Not only is the reassembly impressive, there is now less clutter lying on the deck! It’s very satisfying to know we’re well into rebuilding now!
Another job tackled during the day, apart from showing interested visitors around, was to mop up some rainwater which had entered the boiler through the open manhole. Eniel was in like an eel:
We couldn’t find the sump-pump so we used a scoop and a bucket on a rope. There wasn’t much water and the rest will evaporate after a few warm days, now that we have the metal sheet roped into position over the open manhole again.

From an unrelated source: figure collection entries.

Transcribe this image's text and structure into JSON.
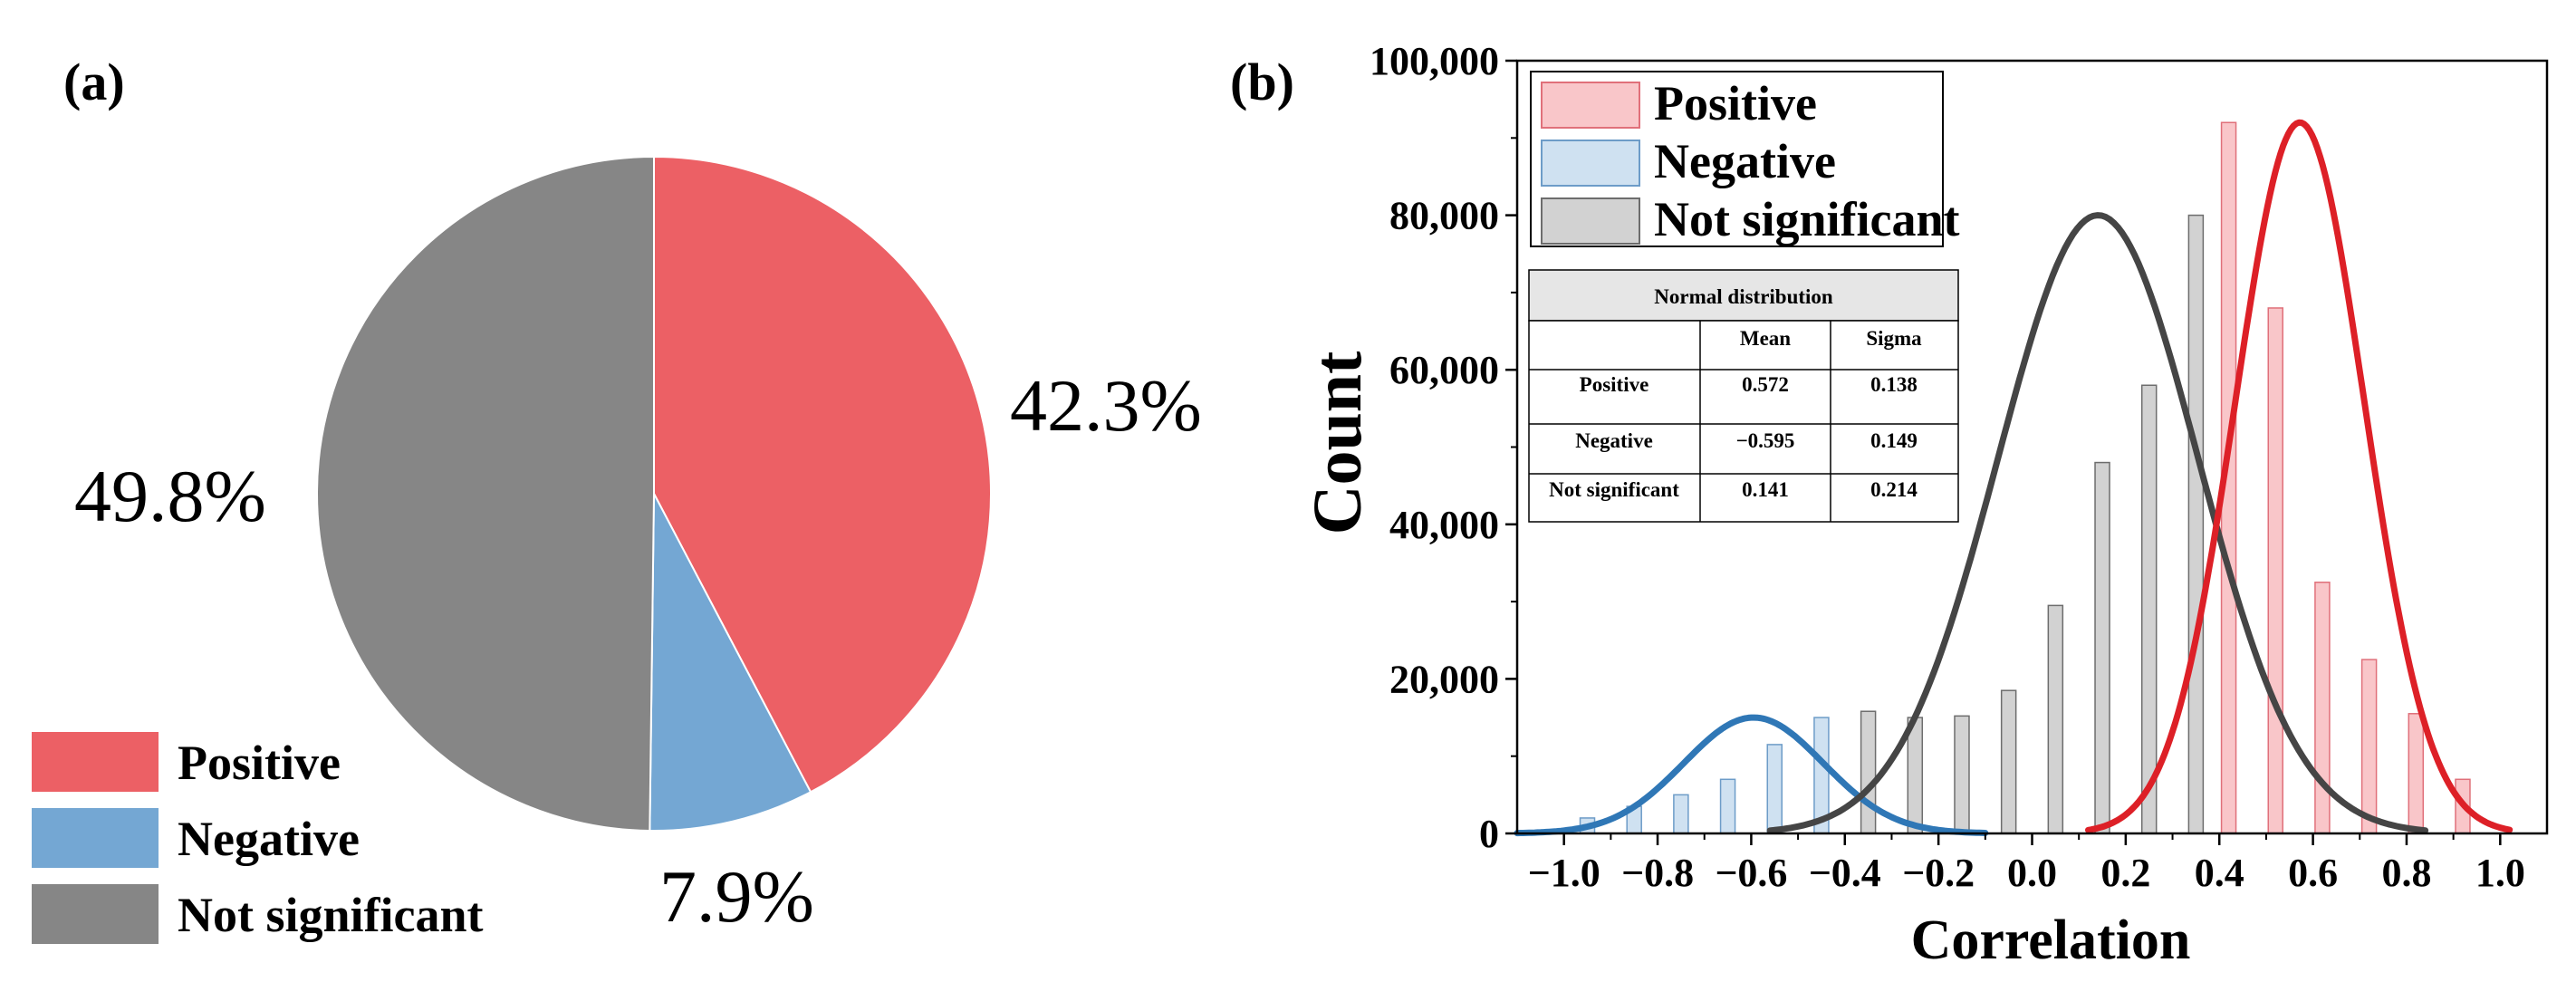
{
  "panels": {
    "a": "(a)",
    "b": "(b)"
  },
  "colors": {
    "positive": "#ec6065",
    "negative": "#74a7d3",
    "not_significant": "#868686",
    "pos_bar": "#f9c6c9",
    "pos_edge": "#e0707a",
    "neg_bar": "#cfe1f1",
    "neg_edge": "#6d9cc8",
    "ns_bar": "#d2d2d2",
    "ns_edge": "#6d6d6d",
    "pos_curve": "#dd2027",
    "neg_curve": "#2f77b6",
    "ns_curve": "#454545"
  },
  "chart_data": [
    {
      "type": "pie",
      "slices": [
        {
          "label": "Positive",
          "value": 42.3,
          "pct_label": "42.3%"
        },
        {
          "label": "Negative",
          "value": 7.9,
          "pct_label": "7.9%"
        },
        {
          "label": "Not significant",
          "value": 49.8,
          "pct_label": "49.8%"
        }
      ],
      "legend": [
        "Positive",
        "Negative",
        "Not significant"
      ],
      "legend_position": "bottom-left"
    },
    {
      "type": "bar",
      "xlabel": "Correlation",
      "ylabel": "Count",
      "xlim": [
        -1.1,
        1.1
      ],
      "ylim": [
        0,
        100000
      ],
      "xticks": [
        "−1.0",
        "−0.8",
        "−0.6",
        "−0.4",
        "−0.2",
        "0.0",
        "0.2",
        "0.4",
        "0.6",
        "0.8",
        "1.0"
      ],
      "yticks": [
        "0",
        "20,000",
        "40,000",
        "60,000",
        "80,000",
        "100,000"
      ],
      "legend": [
        "Positive",
        "Negative",
        "Not significant"
      ],
      "legend_position": "top-left",
      "series": [
        {
          "name": "Negative",
          "x": [
            -0.95,
            -0.85,
            -0.75,
            -0.65,
            -0.55,
            -0.45
          ],
          "values": [
            2000,
            3500,
            5000,
            7000,
            11500,
            15000
          ]
        },
        {
          "name": "Not significant",
          "x": [
            -0.35,
            -0.25,
            -0.15,
            -0.05,
            0.05,
            0.15,
            0.25,
            0.35
          ],
          "values": [
            15800,
            15000,
            15200,
            18500,
            29500,
            48000,
            58000,
            80000
          ]
        },
        {
          "name": "Positive",
          "x": [
            0.42,
            0.52,
            0.62,
            0.72,
            0.82,
            0.92
          ],
          "values": [
            92000,
            68000,
            32500,
            22500,
            15500,
            7000
          ]
        }
      ],
      "curves": [
        {
          "name": "Negative",
          "mean": -0.595,
          "sigma": 0.149,
          "peak": 15000,
          "range": [
            -1.1,
            -0.1
          ]
        },
        {
          "name": "Not significant",
          "mean": 0.141,
          "sigma": 0.214,
          "peak": 80000,
          "range": [
            -0.56,
            0.84
          ]
        },
        {
          "name": "Positive",
          "mean": 0.572,
          "sigma": 0.138,
          "peak": 92000,
          "range": [
            0.12,
            1.02
          ]
        }
      ],
      "table": {
        "title": "Normal distribution",
        "headers": [
          "",
          "Mean",
          "Sigma"
        ],
        "rows": [
          {
            "label": "Positive",
            "mean": "0.572",
            "sigma": "0.138"
          },
          {
            "label": "Negative",
            "mean": "−0.595",
            "sigma": "0.149"
          },
          {
            "label": "Not significant",
            "mean": "0.141",
            "sigma": "0.214"
          }
        ]
      }
    }
  ]
}
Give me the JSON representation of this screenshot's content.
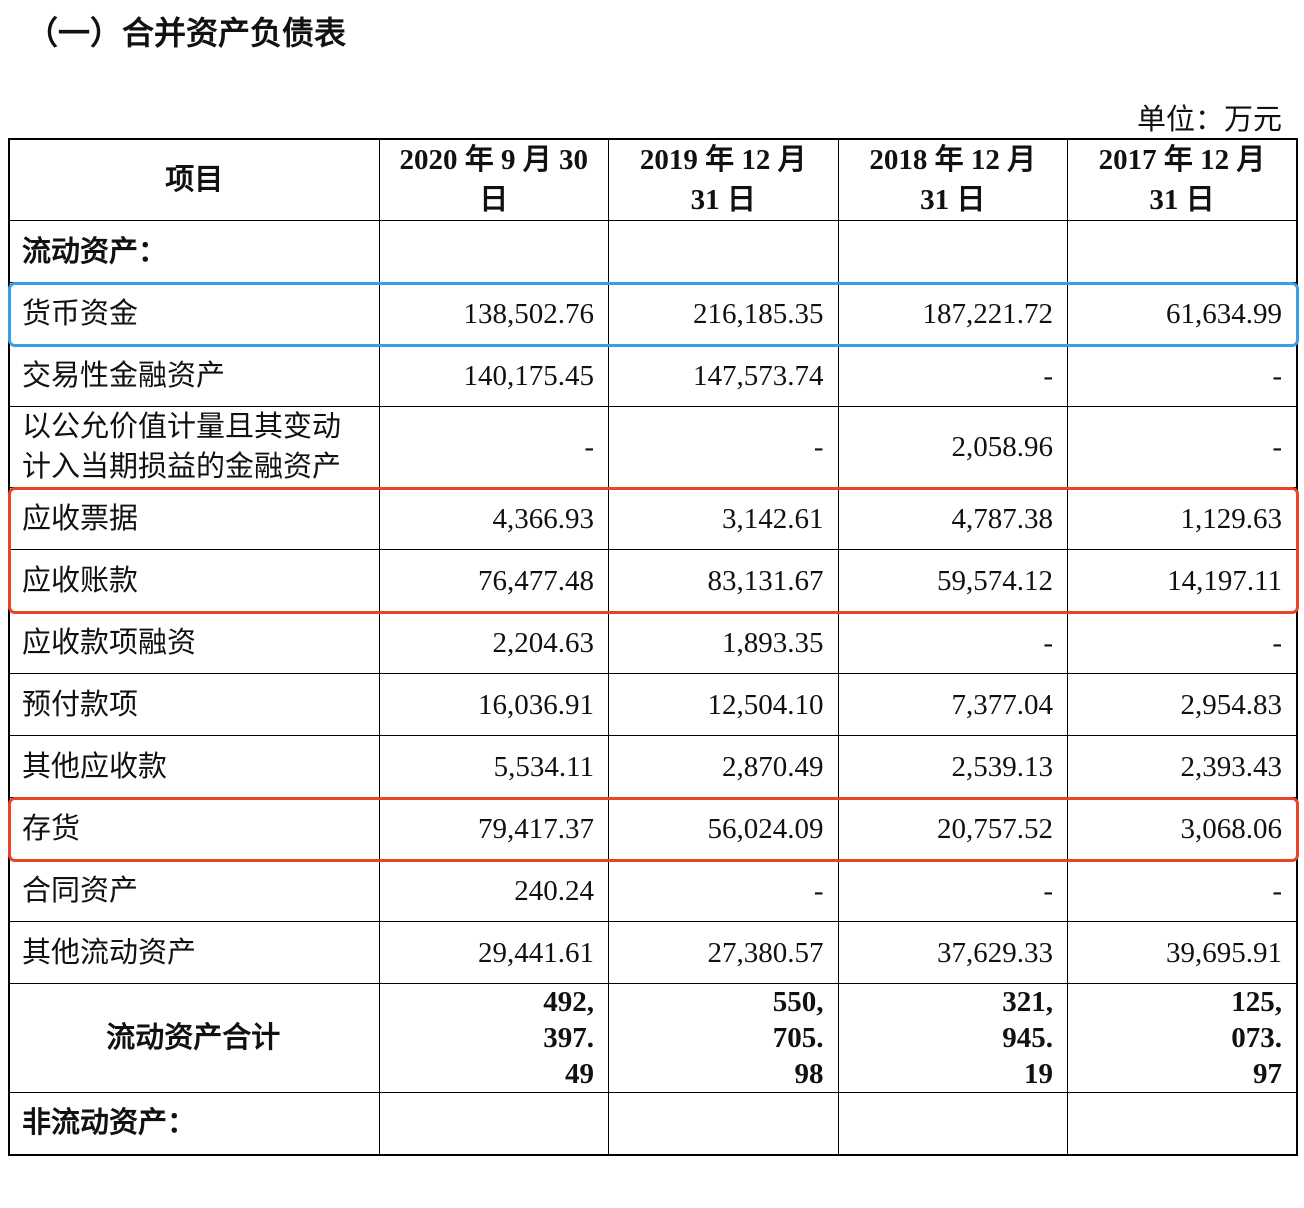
{
  "header": {
    "title": "（一）合并资产负债表",
    "unit": "单位：万元"
  },
  "table": {
    "columns": [
      "项目",
      "2020 年 9 月 30 日",
      "2019 年 12 月 31 日",
      "2018 年 12 月 31 日",
      "2017 年 12 月 31 日"
    ],
    "rows": [
      {
        "section": "流动资产："
      },
      {
        "item": "货币资金",
        "values": [
          "138,502.76",
          "216,185.35",
          "187,221.72",
          "61,634.99"
        ],
        "highlight": "blue"
      },
      {
        "item": "交易性金融资产",
        "values": [
          "140,175.45",
          "147,573.74",
          "-",
          "-"
        ]
      },
      {
        "item": "以公允价值计量且其变动计入当期损益的金融资产",
        "values": [
          "-",
          "-",
          "2,058.96",
          "-"
        ]
      },
      {
        "item": "应收票据",
        "values": [
          "4,366.93",
          "3,142.61",
          "4,787.38",
          "1,129.63"
        ],
        "highlight": "red"
      },
      {
        "item": "应收账款",
        "values": [
          "76,477.48",
          "83,131.67",
          "59,574.12",
          "14,197.11"
        ],
        "highlight": "red"
      },
      {
        "item": "应收款项融资",
        "values": [
          "2,204.63",
          "1,893.35",
          "-",
          "-"
        ]
      },
      {
        "item": "预付款项",
        "values": [
          "16,036.91",
          "12,504.10",
          "7,377.04",
          "2,954.83"
        ]
      },
      {
        "item": "其他应收款",
        "values": [
          "5,534.11",
          "2,870.49",
          "2,539.13",
          "2,393.43"
        ]
      },
      {
        "item": "存货",
        "values": [
          "79,417.37",
          "56,024.09",
          "20,757.52",
          "3,068.06"
        ],
        "highlight": "red"
      },
      {
        "item": "合同资产",
        "values": [
          "240.24",
          "-",
          "-",
          "-"
        ]
      },
      {
        "item": "其他流动资产",
        "values": [
          "29,441.61",
          "27,380.57",
          "37,629.33",
          "39,695.91"
        ]
      },
      {
        "total": "流动资产合计",
        "values": [
          "492,397.49",
          "550,705.98",
          "321,945.19",
          "125,073.97"
        ]
      },
      {
        "section": "非流动资产："
      }
    ]
  }
}
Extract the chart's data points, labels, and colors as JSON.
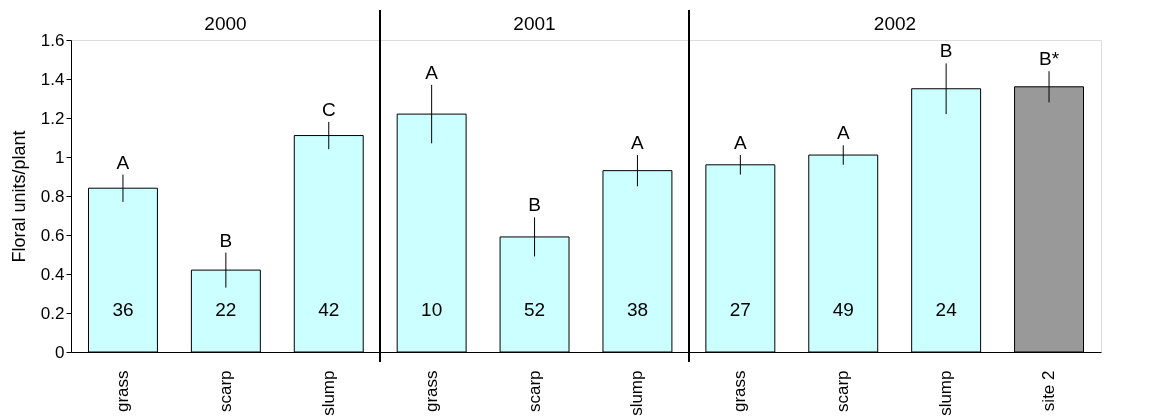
{
  "chart_data": {
    "type": "bar",
    "ylabel": "Floral units/plant",
    "categories": [
      "grass",
      "scarp",
      "slump",
      "grass",
      "scarp",
      "slump",
      "grass",
      "scarp",
      "slump",
      "site 2"
    ],
    "values": [
      0.84,
      0.42,
      1.11,
      1.22,
      0.59,
      0.93,
      0.96,
      1.01,
      1.35,
      1.36
    ],
    "errors": [
      0.07,
      0.09,
      0.07,
      0.15,
      0.1,
      0.08,
      0.05,
      0.05,
      0.13,
      0.08
    ],
    "colors": [
      "#ccffff",
      "#ccffff",
      "#ccffff",
      "#ccffff",
      "#ccffff",
      "#ccffff",
      "#ccffff",
      "#ccffff",
      "#ccffff",
      "#999999"
    ],
    "ylim": [
      0,
      1.6
    ],
    "yticks": [
      0,
      0.2,
      0.4,
      0.6,
      0.8,
      1,
      1.2,
      1.4,
      1.6
    ],
    "grid": false,
    "annotations": [
      "A",
      "B",
      "C",
      "A",
      "B",
      "A",
      "A",
      "A",
      "B",
      "B*",
      "36",
      "22",
      "42",
      "10",
      "52",
      "38",
      "27",
      "49",
      "24",
      "2000",
      "2001",
      "2002"
    ]
  }
}
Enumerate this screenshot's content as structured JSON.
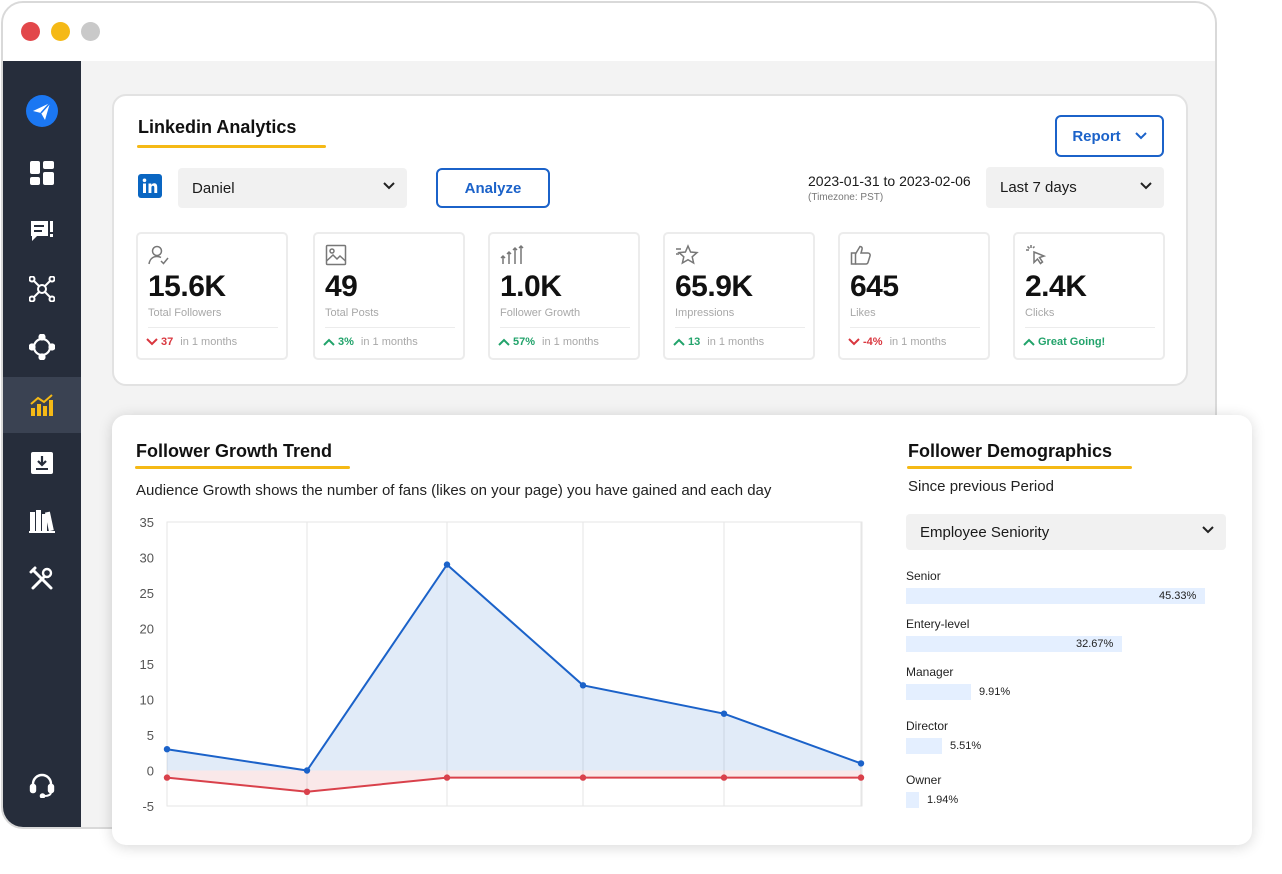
{
  "window": {
    "controls": [
      "close",
      "minimize",
      "zoom"
    ]
  },
  "sidebar": {
    "items": [
      {
        "icon": "paper-plane-icon"
      },
      {
        "icon": "dashboard-icon"
      },
      {
        "icon": "messages-icon"
      },
      {
        "icon": "network-icon"
      },
      {
        "icon": "compass-icon"
      },
      {
        "icon": "analytics-icon",
        "active": true
      },
      {
        "icon": "inbox-download-icon"
      },
      {
        "icon": "library-icon"
      },
      {
        "icon": "tools-icon"
      },
      {
        "icon": "support-headset-icon"
      }
    ]
  },
  "analytics": {
    "title": "Linkedin Analytics",
    "report_label": "Report",
    "account_icon": "linkedin-icon",
    "account": "Daniel",
    "analyze_label": "Analyze",
    "date_range": "2023-01-31 to 2023-02-06",
    "timezone": "(Timezone: PST)",
    "period": "Last 7 days"
  },
  "stats": [
    {
      "icon": "user-check-icon",
      "value": "15.6K",
      "label": "Total Followers",
      "change": "37",
      "direction": "down",
      "suffix": "in 1 months"
    },
    {
      "icon": "image-icon",
      "value": "49",
      "label": "Total Posts",
      "change": "3%",
      "direction": "up",
      "suffix": "in 1 months"
    },
    {
      "icon": "growth-arrows-icon",
      "value": "1.0K",
      "label": "Follower Growth",
      "change": "57%",
      "direction": "up",
      "suffix": "in 1 months"
    },
    {
      "icon": "star-icon",
      "value": "65.9K",
      "label": "Impressions",
      "change": "13",
      "direction": "up",
      "suffix": "in 1 months"
    },
    {
      "icon": "thumbs-up-icon",
      "value": "645",
      "label": "Likes",
      "change": "-4%",
      "direction": "down",
      "suffix": "in 1 months"
    },
    {
      "icon": "cursor-click-icon",
      "value": "2.4K",
      "label": "Clicks",
      "change": "Great Going!",
      "direction": "up",
      "suffix": ""
    }
  ],
  "trend": {
    "title": "Follower Growth Trend",
    "description": "Audience Growth shows the number of fans (likes on your page) you have gained and each day"
  },
  "chart_data": {
    "type": "area",
    "x": [
      1,
      2,
      3,
      4,
      5,
      6
    ],
    "series": [
      {
        "values": [
          3,
          0,
          29,
          12,
          8,
          1
        ],
        "color": "#1b62c9"
      },
      {
        "values": [
          -1,
          -3,
          -1,
          -1,
          -1,
          -1
        ],
        "color": "#d9414b"
      }
    ],
    "ylim": [
      -5,
      35
    ],
    "yticks": [
      35,
      30,
      25,
      20,
      15,
      10,
      5,
      0,
      -5
    ],
    "grid": true
  },
  "demographics": {
    "title": "Follower Demographics",
    "subtitle": "Since previous Period",
    "filter": "Employee Seniority",
    "items": [
      {
        "label": "Senior",
        "value": "45.33%",
        "fraction": 0.4533
      },
      {
        "label": "Entery-level",
        "value": "32.67%",
        "fraction": 0.3267
      },
      {
        "label": "Manager",
        "value": "9.91%",
        "fraction": 0.0991
      },
      {
        "label": "Director",
        "value": "5.51%",
        "fraction": 0.0551
      },
      {
        "label": "Owner",
        "value": "1.94%",
        "fraction": 0.0194
      }
    ]
  }
}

The amazing condition of the wet side of the boiler can be seen in the photo above! Part of the reason is the fact that the boiler is fitted with a Hotchkiss circulator, the funnel inlet of which can be seen on the right above. It skims off anything floating on the top of the water and it’s caught in the ball of the circulator and blown-off periodically.
Eniel has been collecting some interesting old brochures:
R10 for adults, R5 for children under 16! The one below comes with the cut-out cardboard model. There is an interesting view of the 1900 Collier Jetty with the overhead conveyor in the background!